Court documents obtained by the Herald show that on August 13, a civil hearing was held before Chief Magistrate Judge Steven Gold, the judge who has been working on the case for many years. According to the “Minute Entry” registered after the hearing, “[National Casualty, Island Park and the Government] report that all required approvals of federal officials have been obtained, and the Village board meets later this week and is expected to issued its approval at that time. The parties will promptly seek to .. remand this issue from the Second Circuit. The parties will submit a letter by September 4, reporting on the status of their efforts to discontinue [U.S. vs. Incorporated Village of Island Park and National Casualty Vs. the Incorporated Village of Island Park.]”

The village board met on August 15 and approved a motion to authorize its attorney to sign a consent decree settling the cases. That decree must be approved by Gold.

While the details of the settlement have not been released, the village has promised a meeting “in the near future” to reveal the settlement details to village residents.

The original federal lawsuit was filed by a Hispanic resident of Island Park, who charged that he was rejected for a federally subsidized house in the village because of discrimination. The homes had been constructed in the village under a federal Housing and Urban Development department program designed to bring affordable housing to minorities in areas where no such housing then existed.
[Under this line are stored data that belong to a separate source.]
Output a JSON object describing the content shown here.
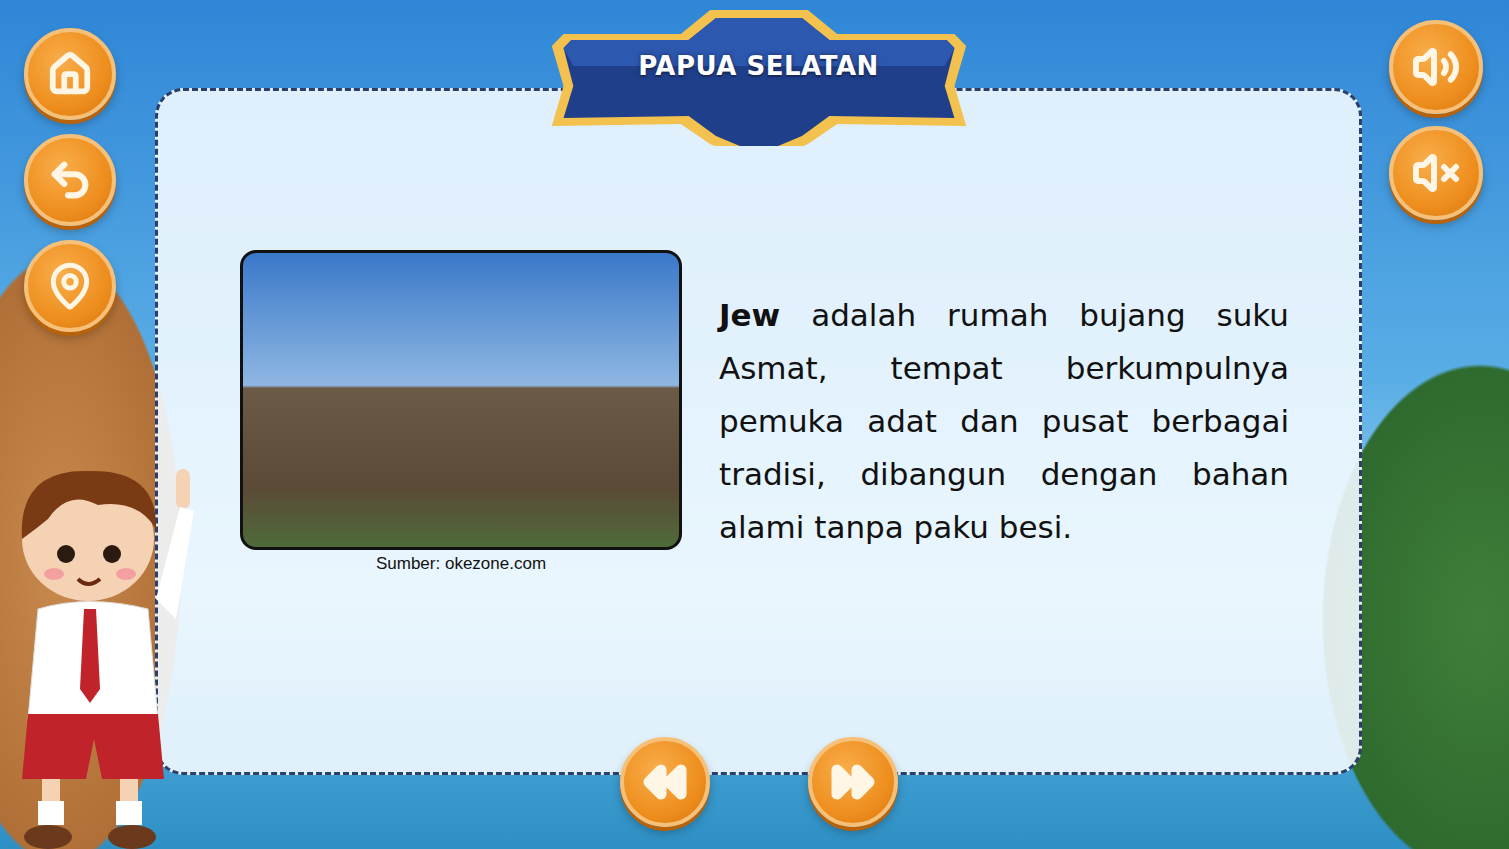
{
  "title": "PAPUA SELATAN",
  "image": {
    "caption": "Sumber: okezone.com"
  },
  "description": {
    "term": "Jew",
    "text": "adalah rumah bujang suku Asmat, tempat berkumpulnya pemuka adat dan pusat berbagai tradisi, dibangun dengan bahan alami tanpa paku besi."
  }
}
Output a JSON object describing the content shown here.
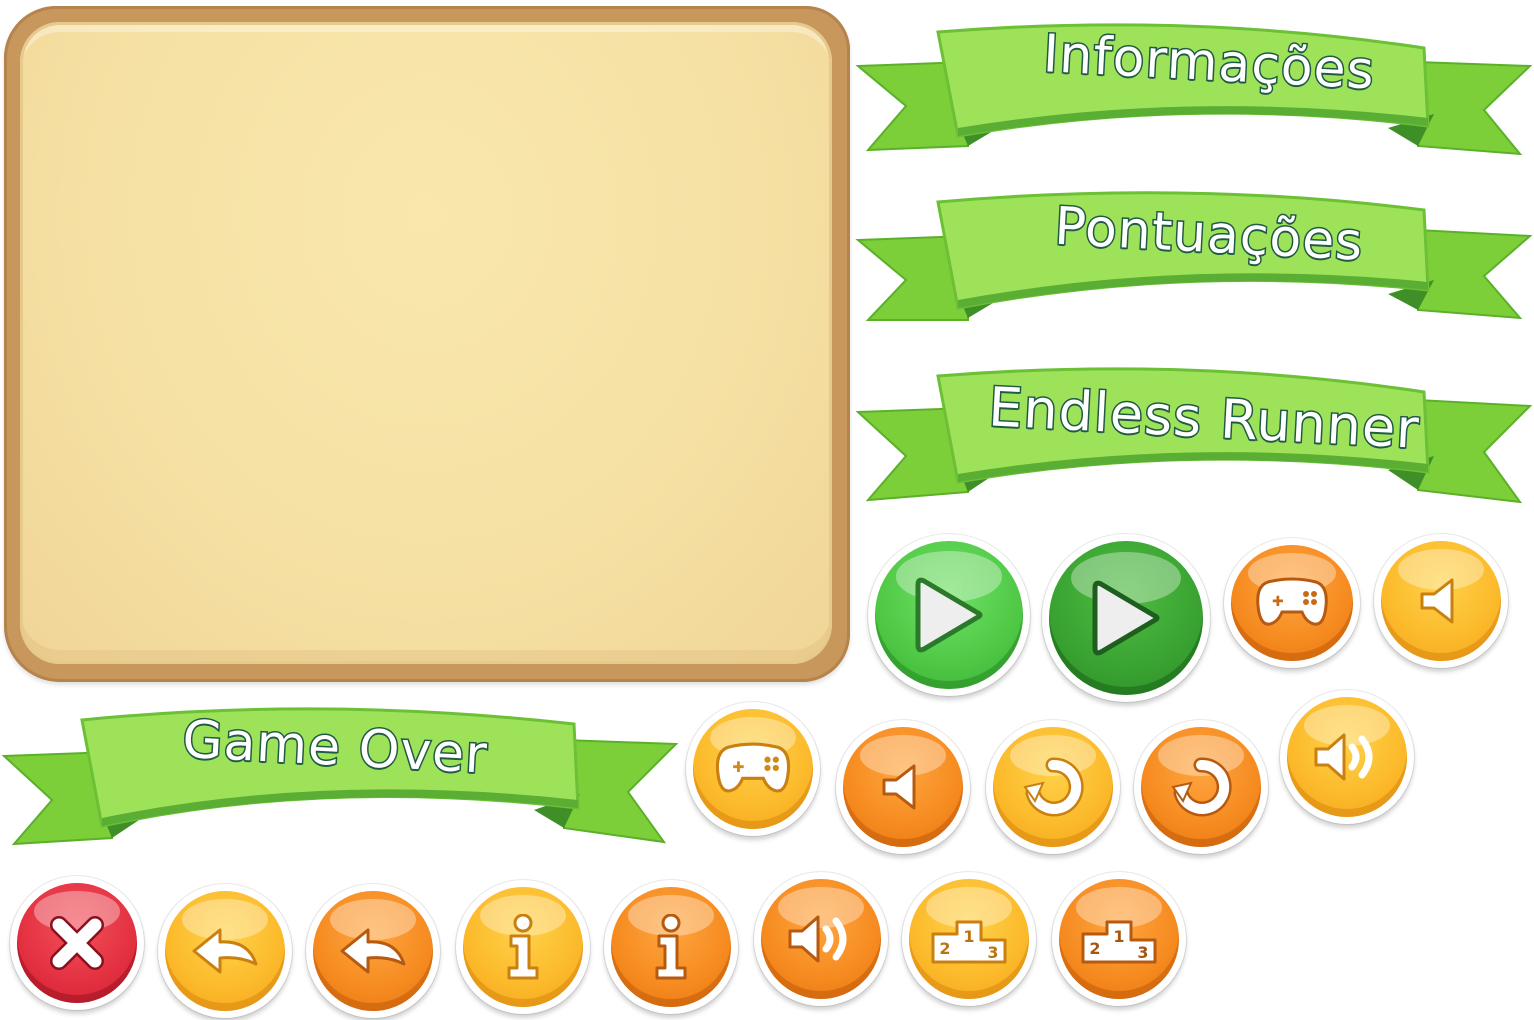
{
  "panel": {
    "label": "parchment-panel"
  },
  "banners": {
    "info": "Informações",
    "scores": "Pontuações",
    "title": "Endless Runner",
    "gameover": "Game Over"
  },
  "buttons": {
    "play_light": "play-icon",
    "play_dark": "play-icon",
    "gamepad": "gamepad-icon",
    "sound_off": "speaker-icon",
    "restart": "restart-icon",
    "sound_on": "sound-on-icon",
    "close": "close-icon",
    "back": "back-arrow-icon",
    "info": "info-icon",
    "leaderboard": "podium-icon",
    "podium_digits": [
      "2",
      "1",
      "3"
    ]
  },
  "colors": {
    "ribbon_green": "#8fdc45",
    "ribbon_dark": "#4aa82f",
    "text_outline": "#1f5a44",
    "button_yellow": "#fbb92a",
    "button_orange": "#f58a1f",
    "button_green": "#4fc845",
    "button_red": "#e33040"
  }
}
The plaintiff, Richard Rodriguez, filed the suit after The New York Times reported in June 1989 that a Department of Housing and Urban Development audit had accused Island Park officials of rigging the selection to favor politically connected villagers and to keep out minorities.

Among those selected for the homes, according to the HUD report were a cousin of Senator Alfonse M. D’Amato, several Island Park insiders, including the son of Geraldine McGann, a high-ranking HUD official. Island Park is the hometown of Mr. D’Amato, a Republican, and Mrs. McGann.
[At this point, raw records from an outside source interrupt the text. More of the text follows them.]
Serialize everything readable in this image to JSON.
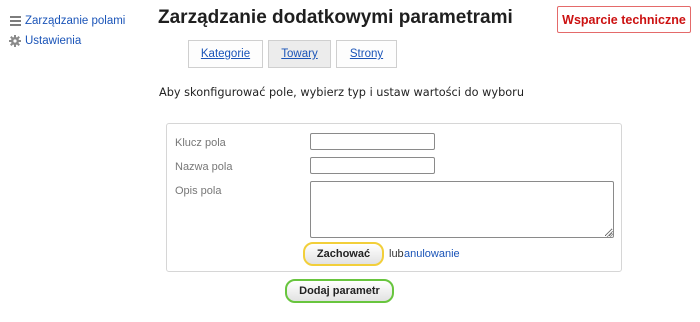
{
  "sidebar": {
    "items": [
      {
        "label": "Zarządzanie polami",
        "icon": "list-icon"
      },
      {
        "label": "Ustawienia",
        "icon": "gear-icon"
      }
    ]
  },
  "header": {
    "title": "Zarządzanie dodatkowymi parametrami",
    "support_label": "Wsparcie techniczne"
  },
  "tabs": [
    {
      "label": "Kategorie",
      "active": false
    },
    {
      "label": "Towary",
      "active": true
    },
    {
      "label": "Strony",
      "active": false
    }
  ],
  "instructions": "Aby skonfigurować pole, wybierz typ i ustaw wartości do wyboru",
  "form": {
    "key_label": "Klucz pola",
    "key_value": "",
    "name_label": "Nazwa pola",
    "name_value": "",
    "desc_label": "Opis pola",
    "desc_value": "",
    "save_label": "Zachować",
    "or_text": "lub",
    "cancel_label": "anulowanie"
  },
  "add_button_label": "Dodaj parametr",
  "colors": {
    "link": "#1a54b8",
    "support": "#cc1111",
    "save_border": "#f2cf3a",
    "add_border": "#68c53e"
  }
}
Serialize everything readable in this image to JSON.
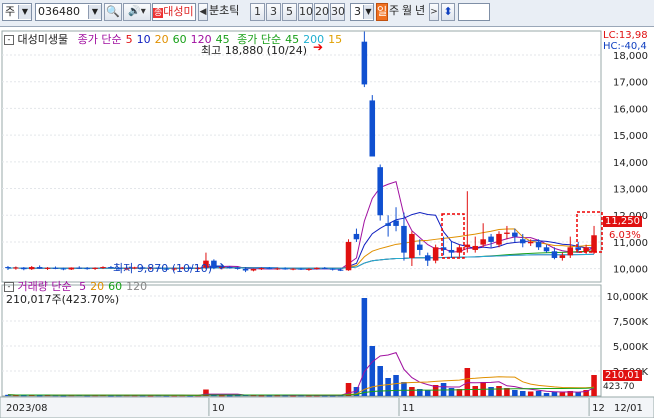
{
  "toolbar": {
    "market_label": "주",
    "code_value": "036480",
    "stock_name": "대성미생물",
    "unit_label": "분",
    "tick_label": "초",
    "tick2_label": "틱",
    "periods": [
      "1",
      "3",
      "5",
      "10",
      "20",
      "30"
    ],
    "period_count": "3",
    "day_label": "일",
    "week_label": "주",
    "month_label": "월",
    "year_label": "년",
    "prev_icon": "left-arrow-icon",
    "next_icon": "right-arrow-icon"
  },
  "price_panel": {
    "stock_label": "대성미생물",
    "ma_label": "종가 단순",
    "ma_periods": [
      {
        "label": "5",
        "color": "#e01010"
      },
      {
        "label": "10",
        "color": "#1020c0"
      },
      {
        "label": "20",
        "color": "#e09000"
      },
      {
        "label": "60",
        "color": "#18a018"
      },
      {
        "label": "120",
        "color": "#a010a0"
      },
      {
        "label": "45",
        "color": "#18a018"
      }
    ],
    "ma2_label": "종가 단순",
    "ma2_periods": [
      {
        "label": "45",
        "color": "#18a018"
      },
      {
        "label": "200",
        "color": "#20b0d0"
      },
      {
        "label": "15",
        "color": "#e0a000"
      }
    ],
    "lc_label": "LC:13,98",
    "hc_label": "HC:-40,4",
    "high_annotation": "최고 18,880 (10/24)",
    "low_annotation": "최저 9,870 (10/10)",
    "current_price_tag": "11,250",
    "current_pct_tag": "6.03%",
    "y_ticks": [
      "18,000",
      "17,000",
      "16,000",
      "15,000",
      "14,000",
      "13,000",
      "12,000",
      "11,000",
      "10,000"
    ]
  },
  "volume_panel": {
    "label": "거래량 단순",
    "ma_periods": [
      {
        "label": "5",
        "color": "#a010a0"
      },
      {
        "label": "20",
        "color": "#e09000"
      },
      {
        "label": "60",
        "color": "#18a018"
      },
      {
        "label": "120",
        "color": "#888888"
      }
    ],
    "value_text": "210,017주(423.70%)",
    "y_ticks": [
      "10,000K",
      "7,500K",
      "5,000K",
      "2,500K"
    ],
    "vol_tag": "210,01",
    "vol_tag2": "423.70"
  },
  "x_axis": {
    "labels": [
      "2023/08",
      "10",
      "11",
      "12",
      "12/01"
    ]
  },
  "chart_data": {
    "type": "candlestick",
    "price_range": [
      9500,
      18900
    ],
    "volume_range": [
      0,
      10500
    ],
    "volume_unit": "K",
    "candles": [
      [
        10060,
        10100,
        9950,
        10020
      ],
      [
        10020,
        10080,
        9960,
        10040
      ],
      [
        10040,
        10060,
        9940,
        9980
      ],
      [
        9980,
        10100,
        9950,
        10060
      ],
      [
        10060,
        10120,
        9990,
        10000
      ],
      [
        10000,
        10060,
        9950,
        10030
      ],
      [
        10030,
        10080,
        9980,
        10010
      ],
      [
        10010,
        10040,
        9940,
        9970
      ],
      [
        9970,
        10050,
        9950,
        10040
      ],
      [
        10040,
        10090,
        9990,
        10020
      ],
      [
        10020,
        10060,
        9960,
        9990
      ],
      [
        9990,
        10050,
        9950,
        10030
      ],
      [
        10030,
        10090,
        9990,
        10060
      ],
      [
        10060,
        10100,
        10010,
        10020
      ],
      [
        10020,
        10050,
        9960,
        9980
      ],
      [
        9980,
        10040,
        9940,
        10020
      ],
      [
        10020,
        10070,
        9980,
        10050
      ],
      [
        10050,
        10090,
        10000,
        10010
      ],
      [
        10010,
        10060,
        9970,
        10040
      ],
      [
        10040,
        10080,
        9990,
        10000
      ],
      [
        10000,
        10030,
        9950,
        9970
      ],
      [
        9970,
        10030,
        9930,
        10010
      ],
      [
        10010,
        10060,
        9980,
        10040
      ],
      [
        10040,
        10070,
        9990,
        10000
      ],
      [
        10000,
        10060,
        9960,
        10030
      ],
      [
        10030,
        10600,
        9990,
        10300
      ],
      [
        10300,
        10350,
        9980,
        10020
      ],
      [
        10020,
        10080,
        9970,
        10060
      ],
      [
        10060,
        10100,
        10000,
        10030
      ],
      [
        10030,
        10060,
        9960,
        9990
      ],
      [
        9990,
        10040,
        9870,
        9930
      ],
      [
        9930,
        10010,
        9900,
        9990
      ],
      [
        9990,
        10040,
        9950,
        10020
      ],
      [
        10020,
        10060,
        9970,
        10000
      ],
      [
        10000,
        10040,
        9950,
        10010
      ],
      [
        10010,
        10050,
        9960,
        9980
      ],
      [
        9980,
        10020,
        9940,
        10000
      ],
      [
        10000,
        10030,
        9950,
        9970
      ],
      [
        9970,
        10020,
        9920,
        9990
      ],
      [
        9990,
        10050,
        9960,
        10030
      ],
      [
        10030,
        10060,
        9980,
        10000
      ],
      [
        10000,
        10020,
        9930,
        9960
      ],
      [
        9960,
        10010,
        9910,
        9940
      ],
      [
        9940,
        11100,
        9920,
        11000
      ],
      [
        11300,
        11500,
        11000,
        11100
      ],
      [
        18500,
        18880,
        16800,
        16900
      ],
      [
        16300,
        16500,
        14200,
        14200
      ],
      [
        13800,
        13900,
        11800,
        12000
      ],
      [
        11700,
        12000,
        11200,
        11600
      ],
      [
        11800,
        12300,
        11400,
        11600
      ],
      [
        11600,
        12100,
        10300,
        10600
      ],
      [
        10400,
        11400,
        10100,
        11300
      ],
      [
        10900,
        11100,
        10500,
        10700
      ],
      [
        10500,
        10600,
        10100,
        10300
      ],
      [
        10300,
        10900,
        10200,
        10800
      ],
      [
        10800,
        11200,
        10500,
        10700
      ],
      [
        10700,
        11000,
        10400,
        10600
      ],
      [
        10600,
        10900,
        10450,
        10800
      ],
      [
        10800,
        12900,
        10600,
        10900
      ],
      [
        10700,
        11200,
        10600,
        10850
      ],
      [
        10900,
        11700,
        10800,
        11100
      ],
      [
        11200,
        11300,
        10800,
        11000
      ],
      [
        10900,
        11400,
        10800,
        11300
      ],
      [
        11300,
        11600,
        11100,
        11350
      ],
      [
        11350,
        11500,
        11000,
        11200
      ],
      [
        11100,
        11300,
        10800,
        10950
      ],
      [
        10950,
        11100,
        10850,
        11000
      ],
      [
        11000,
        11100,
        10700,
        10800
      ],
      [
        10800,
        10900,
        10600,
        10650
      ],
      [
        10650,
        10800,
        10350,
        10400
      ],
      [
        10400,
        10600,
        10300,
        10500
      ],
      [
        10500,
        11200,
        10400,
        10800
      ],
      [
        10800,
        11000,
        10650,
        10700
      ],
      [
        10650,
        10900,
        10550,
        10800
      ],
      [
        10600,
        11600,
        10550,
        11250
      ]
    ],
    "volumes": [
      120,
      90,
      80,
      110,
      70,
      95,
      80,
      60,
      90,
      100,
      70,
      85,
      95,
      60,
      75,
      90,
      80,
      70,
      65,
      85,
      60,
      70,
      80,
      55,
      75,
      650,
      90,
      70,
      60,
      85,
      120,
      90,
      70,
      60,
      80,
      70,
      60,
      75,
      65,
      70,
      60,
      55,
      80,
      1300,
      900,
      9800,
      5000,
      3000,
      1800,
      2100,
      1400,
      900,
      700,
      600,
      1100,
      1300,
      800,
      700,
      2800,
      1000,
      1400,
      900,
      1000,
      800,
      600,
      500,
      450,
      500,
      300,
      400,
      350,
      500,
      400,
      600,
      2100
    ],
    "ma_series": [
      {
        "name": "5",
        "color": "#a010a0"
      },
      {
        "name": "10",
        "color": "#1020c0"
      },
      {
        "name": "20",
        "color": "#e09000"
      },
      {
        "name": "60",
        "color": "#18a018"
      },
      {
        "name": "120",
        "color": "#a010a0"
      },
      {
        "name": "200",
        "color": "#20b0d0"
      }
    ]
  }
}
Rodriguez, a 35-year-old airline worker, argued in his suit that he had tried many times to apply for one of 44 houses subsidized by the federal program in the early 1980’s. But village officials, he said, repeatedly rejected his applications.
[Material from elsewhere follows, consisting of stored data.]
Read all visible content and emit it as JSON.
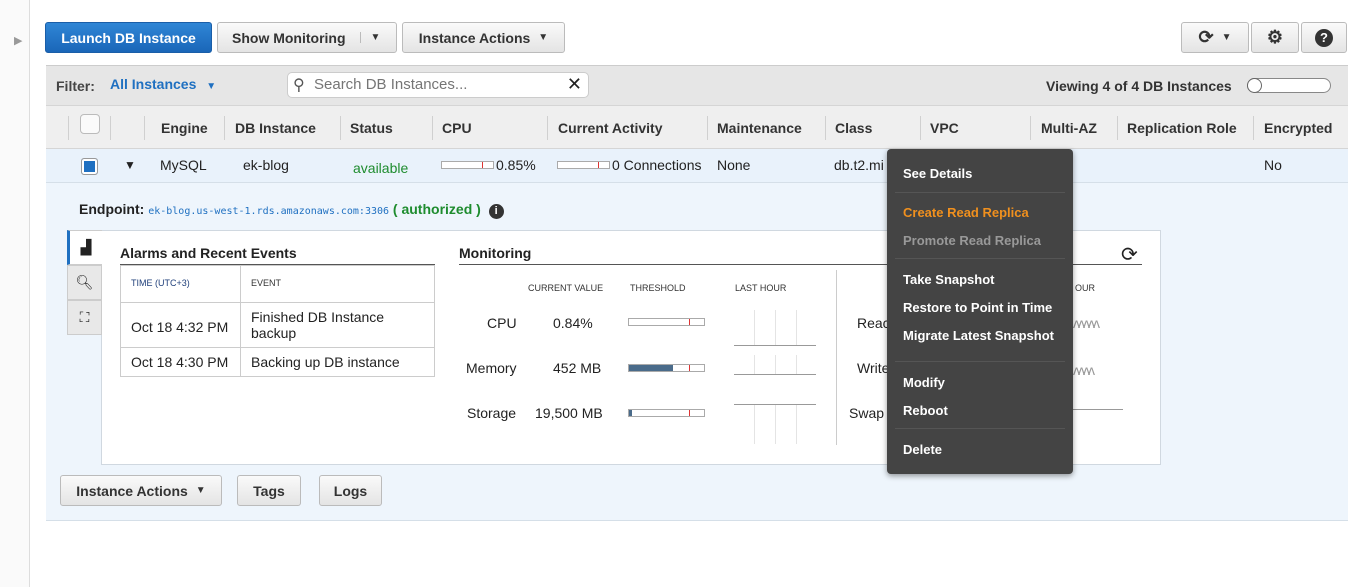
{
  "toolbar": {
    "launch": "Launch DB Instance",
    "show_monitoring": "Show Monitoring",
    "instance_actions": "Instance Actions"
  },
  "filter": {
    "label": "Filter:",
    "value": "All Instances",
    "search_placeholder": "Search DB Instances...",
    "viewing": "Viewing 4 of 4 DB Instances"
  },
  "columns": [
    "Engine",
    "DB Instance",
    "Status",
    "CPU",
    "Current Activity",
    "Maintenance",
    "Class",
    "VPC",
    "Multi-AZ",
    "Replication Role",
    "Encrypted"
  ],
  "row": {
    "engine": "MySQL",
    "instance": "ek-blog",
    "status": "available",
    "cpu": "0.85%",
    "activity": "0 Connections",
    "maintenance": "None",
    "class": "db.t2.mi",
    "encrypted": "No"
  },
  "endpoint": {
    "label": "Endpoint:",
    "value": "ek-blog.us-west-1.rds.amazonaws.com:3306",
    "auth": "( authorized )"
  },
  "alarms": {
    "title": "Alarms and Recent Events",
    "col_time": "TIME (UTC+3)",
    "col_event": "EVENT",
    "events": [
      {
        "time": "Oct 18 4:32 PM",
        "event": "Finished DB Instance backup"
      },
      {
        "time": "Oct 18 4:30 PM",
        "event": "Backing up DB instance"
      }
    ]
  },
  "monitoring": {
    "title": "Monitoring",
    "h_current": "CURRENT VALUE",
    "h_threshold": "THRESHOLD",
    "h_last": "LAST HOUR",
    "h_last2": "OUR",
    "metrics": [
      {
        "name": "CPU",
        "value": "0.84%",
        "fill": 0.01
      },
      {
        "name": "Memory",
        "value": "452 MB",
        "fill": 0.6
      },
      {
        "name": "Storage",
        "value": "19,500 MB",
        "fill": 0.03
      }
    ],
    "right_metrics": [
      "Reac",
      "Write",
      "Swap"
    ]
  },
  "menu": {
    "items": [
      "See Details",
      "Create Read Replica",
      "Promote Read Replica",
      "Take Snapshot",
      "Restore to Point in Time",
      "Migrate Latest Snapshot",
      "Modify",
      "Reboot",
      "Delete"
    ],
    "highlight_color": "#f0901e"
  },
  "bottom": {
    "instance_actions": "Instance Actions",
    "tags": "Tags",
    "logs": "Logs"
  },
  "colors": {
    "primary": "#1f70c1",
    "status_ok": "#1e8c2e"
  }
}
In October of 1990, the village’s insurer, National Casualty Company, a Scottsdale, Arizona based national insurer, moved in federal court to take a least part of the financial burden of any settlement from the company and move it to the local officials, based on the theory that they had perpetrated the illegal act and should bear the burden.

In 1995, the federal judge then hearing the case, Leo Glasser, ruled that Island Park violated the Federal Fair Housing Act and False Claims Act. He appointed Magistrate Steven Gold to recommend the penalties and remedies to be imposed.

Two years later, Gold, who had inherited the case after the retirement of Glasser, recommended that Island Park pay a $5.4 million fine —slightly more than $1,000 for every man, woman and child in the village. In addition, the village was to develop a plan and actively recruit minorities to move there. Prosecutors in the case also recommended that Island Park redo a lottery for the original 44 homes and build an additional 44 that would be sold only to minorities.

The case has been working slowly through the court since that time.